If enforcement of an award is allowed by a court order, such award is fully
enforceable as a judgment of a Ukrainian court, although problems may be encountered
at the execution stage. Although execution of national judgements is compulsory,
statistics on how many judgements are actually executed are not very encouraging.
In addition to the above problems, the following arbitration-hostile issues
have arisen in practice:
• confusion by the courts of arbitral awards and foreign judgment;
• no priority for the New York Convention and application of the bilateral
treaties on mutual legal assistance instead;
• unusually strict adherence to formalities of the award during enforcement;
• ‘ping-ponging’ of applications for years (the Court of Appeals
used to be the court of first instance and dealt with the initial application
for enforcement but this was changed in 2004, thereby introducing another layer
of courts); and
• wide application of public policy.
A noteworthy feature of Ukrainian regulation is that a debtor under a foreign arbitral award may, if the creditor uses the award to the detriment of the debtor, initiate proceedings to stop enforcement in Ukrainian jurisdiction. The case law on the record proves that the standard is not high in this regard.
Separability
The doctrine of separability applies to arbitration proceedings conducted in Ukraine under the ICA Law, although the doctrine has not yet fully found its way into further Ukrainian legislation and practice. Procedural and substantive norms of Civil and Commercial Code do not support the concept and practice has gone in the opposite direction.
Arbitration with the state
A party to over 70 BITs, Ukraine has also ratified the ICSID Convention in
2001. Investors have been quite active in using this facility and, to date,
six cases against Ukraine have been registered by the secretariat of the ICSID
alone. A few ad-hoc proceedings have taken place and a small number were conducted
under the auspices of the Stockholm Institute of International Arbitration.
Some disputes were settled and some awards have been issued.

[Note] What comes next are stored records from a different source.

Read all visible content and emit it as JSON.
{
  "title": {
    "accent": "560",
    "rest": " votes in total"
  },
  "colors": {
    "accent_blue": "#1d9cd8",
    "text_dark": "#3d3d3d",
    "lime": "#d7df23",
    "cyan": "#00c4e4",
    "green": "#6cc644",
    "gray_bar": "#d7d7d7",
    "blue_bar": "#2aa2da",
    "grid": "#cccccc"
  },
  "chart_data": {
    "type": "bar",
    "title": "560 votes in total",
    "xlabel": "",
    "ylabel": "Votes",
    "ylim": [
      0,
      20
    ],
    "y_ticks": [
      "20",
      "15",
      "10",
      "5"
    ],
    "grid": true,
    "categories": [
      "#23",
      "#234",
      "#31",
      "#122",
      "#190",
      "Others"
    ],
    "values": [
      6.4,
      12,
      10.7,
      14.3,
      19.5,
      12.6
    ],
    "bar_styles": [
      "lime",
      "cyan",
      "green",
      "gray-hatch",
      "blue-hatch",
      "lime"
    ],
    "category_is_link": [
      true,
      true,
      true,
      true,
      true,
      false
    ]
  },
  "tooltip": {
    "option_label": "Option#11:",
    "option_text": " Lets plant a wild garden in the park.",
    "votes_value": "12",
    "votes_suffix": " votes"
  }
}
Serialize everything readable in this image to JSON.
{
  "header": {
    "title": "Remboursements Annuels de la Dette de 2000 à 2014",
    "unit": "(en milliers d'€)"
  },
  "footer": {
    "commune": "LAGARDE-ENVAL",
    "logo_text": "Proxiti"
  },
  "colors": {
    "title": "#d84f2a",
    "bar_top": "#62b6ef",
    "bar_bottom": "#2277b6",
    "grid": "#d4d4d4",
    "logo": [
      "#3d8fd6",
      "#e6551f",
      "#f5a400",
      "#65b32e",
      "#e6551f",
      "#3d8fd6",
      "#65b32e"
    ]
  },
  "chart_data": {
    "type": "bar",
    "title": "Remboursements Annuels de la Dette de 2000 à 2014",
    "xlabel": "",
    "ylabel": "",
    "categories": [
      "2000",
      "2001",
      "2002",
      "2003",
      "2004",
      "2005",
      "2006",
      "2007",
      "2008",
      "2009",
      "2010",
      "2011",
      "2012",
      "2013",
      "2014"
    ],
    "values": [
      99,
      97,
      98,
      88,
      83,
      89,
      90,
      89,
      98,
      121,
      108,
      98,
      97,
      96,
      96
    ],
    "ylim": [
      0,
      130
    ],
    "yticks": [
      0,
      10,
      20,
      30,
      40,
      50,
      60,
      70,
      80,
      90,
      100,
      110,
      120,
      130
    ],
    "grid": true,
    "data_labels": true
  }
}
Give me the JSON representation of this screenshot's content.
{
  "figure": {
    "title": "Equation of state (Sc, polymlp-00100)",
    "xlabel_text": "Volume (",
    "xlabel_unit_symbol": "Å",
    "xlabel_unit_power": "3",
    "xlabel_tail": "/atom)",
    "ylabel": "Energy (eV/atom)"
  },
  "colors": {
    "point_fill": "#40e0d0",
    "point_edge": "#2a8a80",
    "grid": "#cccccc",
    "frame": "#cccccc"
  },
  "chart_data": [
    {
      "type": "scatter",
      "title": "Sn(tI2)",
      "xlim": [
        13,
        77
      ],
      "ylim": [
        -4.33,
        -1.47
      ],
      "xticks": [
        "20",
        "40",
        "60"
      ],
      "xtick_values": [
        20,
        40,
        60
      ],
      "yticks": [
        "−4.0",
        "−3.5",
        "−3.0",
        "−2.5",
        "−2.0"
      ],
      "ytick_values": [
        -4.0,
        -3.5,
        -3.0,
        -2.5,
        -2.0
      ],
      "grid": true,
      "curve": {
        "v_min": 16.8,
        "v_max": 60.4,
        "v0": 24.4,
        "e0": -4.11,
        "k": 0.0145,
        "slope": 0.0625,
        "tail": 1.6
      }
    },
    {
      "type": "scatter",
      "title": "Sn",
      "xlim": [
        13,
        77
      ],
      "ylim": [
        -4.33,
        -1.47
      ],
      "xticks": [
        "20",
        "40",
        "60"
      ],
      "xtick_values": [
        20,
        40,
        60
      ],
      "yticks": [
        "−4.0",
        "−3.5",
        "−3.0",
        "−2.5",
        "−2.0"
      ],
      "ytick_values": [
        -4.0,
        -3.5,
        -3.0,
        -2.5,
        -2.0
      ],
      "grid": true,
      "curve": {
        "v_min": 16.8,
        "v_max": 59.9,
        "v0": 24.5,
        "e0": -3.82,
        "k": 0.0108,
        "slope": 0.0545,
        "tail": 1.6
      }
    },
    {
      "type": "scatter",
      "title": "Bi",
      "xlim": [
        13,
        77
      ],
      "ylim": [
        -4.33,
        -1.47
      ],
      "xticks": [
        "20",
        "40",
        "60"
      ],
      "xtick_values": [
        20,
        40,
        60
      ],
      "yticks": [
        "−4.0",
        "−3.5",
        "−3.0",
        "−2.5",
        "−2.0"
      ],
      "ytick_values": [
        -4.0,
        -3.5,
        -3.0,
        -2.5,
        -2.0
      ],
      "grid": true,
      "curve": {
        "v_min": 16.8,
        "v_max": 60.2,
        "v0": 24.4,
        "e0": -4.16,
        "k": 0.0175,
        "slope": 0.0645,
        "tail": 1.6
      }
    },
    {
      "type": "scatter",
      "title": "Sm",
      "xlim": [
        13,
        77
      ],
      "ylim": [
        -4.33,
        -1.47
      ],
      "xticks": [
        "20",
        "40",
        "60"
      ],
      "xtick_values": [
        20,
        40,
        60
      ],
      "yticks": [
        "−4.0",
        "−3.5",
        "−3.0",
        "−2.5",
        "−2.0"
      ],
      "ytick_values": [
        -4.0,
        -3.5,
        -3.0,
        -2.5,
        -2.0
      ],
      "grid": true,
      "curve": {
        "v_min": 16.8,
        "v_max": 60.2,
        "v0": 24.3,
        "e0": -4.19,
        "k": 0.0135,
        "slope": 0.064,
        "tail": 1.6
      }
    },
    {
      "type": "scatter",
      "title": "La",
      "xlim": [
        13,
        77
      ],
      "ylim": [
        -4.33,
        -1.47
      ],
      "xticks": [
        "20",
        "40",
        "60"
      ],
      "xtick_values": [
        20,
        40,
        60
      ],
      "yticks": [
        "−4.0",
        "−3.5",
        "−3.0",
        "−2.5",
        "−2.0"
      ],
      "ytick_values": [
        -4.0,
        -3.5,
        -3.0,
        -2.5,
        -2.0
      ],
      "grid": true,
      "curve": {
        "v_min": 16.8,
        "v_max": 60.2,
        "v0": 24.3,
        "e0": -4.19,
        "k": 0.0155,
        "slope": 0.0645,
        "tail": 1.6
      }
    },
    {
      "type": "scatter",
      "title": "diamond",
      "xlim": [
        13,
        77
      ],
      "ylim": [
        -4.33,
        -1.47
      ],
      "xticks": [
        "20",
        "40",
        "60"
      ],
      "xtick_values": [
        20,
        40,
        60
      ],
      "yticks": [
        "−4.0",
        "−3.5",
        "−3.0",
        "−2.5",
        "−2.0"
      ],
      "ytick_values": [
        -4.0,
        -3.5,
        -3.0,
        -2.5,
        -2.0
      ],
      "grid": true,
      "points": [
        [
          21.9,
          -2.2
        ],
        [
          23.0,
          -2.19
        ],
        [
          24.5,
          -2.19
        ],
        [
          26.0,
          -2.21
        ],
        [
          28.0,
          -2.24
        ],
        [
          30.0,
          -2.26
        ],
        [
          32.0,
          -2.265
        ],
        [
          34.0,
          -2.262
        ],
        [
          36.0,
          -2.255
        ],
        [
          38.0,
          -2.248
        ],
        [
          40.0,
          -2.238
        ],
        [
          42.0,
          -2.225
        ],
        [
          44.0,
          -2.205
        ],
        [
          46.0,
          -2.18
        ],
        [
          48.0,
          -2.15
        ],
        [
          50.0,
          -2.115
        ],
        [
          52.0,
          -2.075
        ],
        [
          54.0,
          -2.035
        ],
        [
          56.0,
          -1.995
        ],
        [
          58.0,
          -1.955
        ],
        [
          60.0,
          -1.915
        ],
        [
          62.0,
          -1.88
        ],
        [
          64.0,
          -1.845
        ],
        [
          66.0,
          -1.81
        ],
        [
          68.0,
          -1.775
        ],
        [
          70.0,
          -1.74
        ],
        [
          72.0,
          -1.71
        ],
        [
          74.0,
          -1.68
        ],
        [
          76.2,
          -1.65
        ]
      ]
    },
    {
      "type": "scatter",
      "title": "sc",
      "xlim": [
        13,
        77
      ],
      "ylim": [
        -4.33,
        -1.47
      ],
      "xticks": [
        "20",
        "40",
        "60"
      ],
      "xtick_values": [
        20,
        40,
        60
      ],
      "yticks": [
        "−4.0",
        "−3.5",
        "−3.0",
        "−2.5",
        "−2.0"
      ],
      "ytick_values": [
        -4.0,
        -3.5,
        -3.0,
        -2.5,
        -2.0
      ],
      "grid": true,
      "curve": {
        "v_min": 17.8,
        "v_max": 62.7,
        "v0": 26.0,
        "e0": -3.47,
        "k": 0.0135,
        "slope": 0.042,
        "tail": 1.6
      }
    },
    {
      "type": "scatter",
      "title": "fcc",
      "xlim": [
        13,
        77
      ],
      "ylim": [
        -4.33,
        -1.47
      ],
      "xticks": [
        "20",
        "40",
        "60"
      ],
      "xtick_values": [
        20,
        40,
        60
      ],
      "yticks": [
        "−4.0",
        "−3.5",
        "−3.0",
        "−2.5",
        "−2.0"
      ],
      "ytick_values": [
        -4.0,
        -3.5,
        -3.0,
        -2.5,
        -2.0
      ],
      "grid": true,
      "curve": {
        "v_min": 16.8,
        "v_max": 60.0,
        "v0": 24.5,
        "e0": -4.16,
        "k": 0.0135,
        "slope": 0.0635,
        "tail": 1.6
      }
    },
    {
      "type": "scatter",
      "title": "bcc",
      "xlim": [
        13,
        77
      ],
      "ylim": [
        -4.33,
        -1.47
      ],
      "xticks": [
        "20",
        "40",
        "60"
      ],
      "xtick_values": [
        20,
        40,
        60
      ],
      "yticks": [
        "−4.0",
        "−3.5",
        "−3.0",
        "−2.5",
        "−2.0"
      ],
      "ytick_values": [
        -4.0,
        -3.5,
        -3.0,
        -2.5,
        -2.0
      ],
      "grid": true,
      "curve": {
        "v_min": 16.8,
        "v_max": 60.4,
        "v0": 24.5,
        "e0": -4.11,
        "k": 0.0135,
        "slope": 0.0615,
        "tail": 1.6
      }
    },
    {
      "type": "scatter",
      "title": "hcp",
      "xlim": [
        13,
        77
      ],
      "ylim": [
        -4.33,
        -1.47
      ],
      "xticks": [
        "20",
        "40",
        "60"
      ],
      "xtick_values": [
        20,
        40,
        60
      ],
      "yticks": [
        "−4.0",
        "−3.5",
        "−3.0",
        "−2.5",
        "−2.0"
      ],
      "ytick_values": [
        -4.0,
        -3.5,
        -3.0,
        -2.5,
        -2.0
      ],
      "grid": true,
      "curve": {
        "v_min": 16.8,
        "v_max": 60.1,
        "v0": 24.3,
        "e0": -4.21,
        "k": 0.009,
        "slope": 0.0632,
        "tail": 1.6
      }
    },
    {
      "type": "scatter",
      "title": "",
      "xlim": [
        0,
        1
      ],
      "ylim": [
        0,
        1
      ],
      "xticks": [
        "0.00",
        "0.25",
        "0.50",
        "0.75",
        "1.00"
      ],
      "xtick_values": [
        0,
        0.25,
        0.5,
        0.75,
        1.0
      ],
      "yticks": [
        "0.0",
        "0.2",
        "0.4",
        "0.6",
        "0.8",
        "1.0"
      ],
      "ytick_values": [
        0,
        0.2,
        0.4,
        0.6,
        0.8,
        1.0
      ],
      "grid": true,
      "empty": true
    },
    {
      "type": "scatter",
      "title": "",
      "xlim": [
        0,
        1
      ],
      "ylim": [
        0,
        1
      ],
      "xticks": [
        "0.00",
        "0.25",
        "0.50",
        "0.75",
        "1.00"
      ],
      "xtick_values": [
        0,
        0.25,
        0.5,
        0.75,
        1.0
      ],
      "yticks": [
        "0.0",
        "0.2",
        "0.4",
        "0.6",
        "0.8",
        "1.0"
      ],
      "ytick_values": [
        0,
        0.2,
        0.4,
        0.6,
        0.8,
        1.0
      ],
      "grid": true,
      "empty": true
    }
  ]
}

It is too early to see a trend regarding whether Ukraine will abide by ICSID
awards. Generally, however, the state has not experienced major problems with
the ICSID facility. Some other institutional and ad-hoc experiences have not
been very positive and have contributed to the formation of the arbitration
system described above.
* * *
One could conclude that Ukraine is, more often than not, an arbitration-unfriendly country. However, as Pierre Tercier noted in his ‘Emerging trends in ICC arbitration and the institution’s vision for the future’: “If arbitration is to prosper and provide the services expected, it must be based on trust. This is the keyword”. As the last 15 years suggest, the world of international arbitration has yet to earn the trust of the legal profession in Ukraine. As the country develops and players become familiar with the rules of the global game, the field and practice of international arbitration will grow and tendencies may perhaps change towards a friendlier approach.